Diamantis et al. on Forms of Disclosure: The Path to Automated Data Privacy Audits

Mihailis Diamantis (U Iowa Law), Maaz Bin Musa (U Iowa), Lucas Ausberger (same), Rishab Nithyanand (same) has posted “Forms of Disclosure: The Path to Automated Data Privacy Audits” (62 Harv. J. L. & Tech.; Forthcoming) on SSRN. Here is the abstract:

The weakest link in privacy enforcement today is detection. For years, agencies and activists sounded the alarm about unregulated, opaque mechanisms that organizations employ to harvest, process, and sell online user data. Some state legislatures have responded in recent years by passing legislation to protect privacy rights. Federal legislation may not be far off. But privacy rights are meaningless without effective enforcement, and enforcement is blind without detection.

New techniques for uncovering privacy violations hold promise. Historically, this would have required access to data brokers’ books. Unsurprisingly, such access was not forthcoming.

Researchers now have tools that can carry out what this Article calls “closed book privacy audits,” detecting privacy violations without targets’ cooperation. For example, by selectively feeding fictitious personal data to online platforms and measuring its impact web experience, closed book privacy audits can track corporate use (and misuse) of personal information across the data ecosystem. Automated closed book privacy audits could uncork the detection bottleneck, empowering private and public enforcers.

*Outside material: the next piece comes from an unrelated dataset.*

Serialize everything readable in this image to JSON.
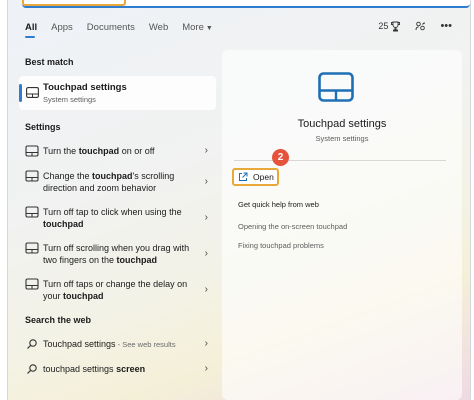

There is one hitch… Privacy audits require both data to test and benchmarks to test it against. Crisp evaluative benchmarks have remained elusive. Emerging privacy laws require corporations to disclosures how they collect and use personal information. The laws do not mandate any particular form of disclosure. Through an original empirical study of privacy disclosures by California data brokers, this Article documents the result: a widely variable mishmash of opaque representations that are impossible to audit using a consistent procedure. We argue that the law should mandate uniform privacy disclosures in a machine-readable format. Regulators could borrow from standardized disclosure frameworks used by other regulatory bodies (e.g., the United States Securities and Exchange Commission) to simultaneously improve disclosure clarity and facilitate low-cost detection of violations through closed book audits.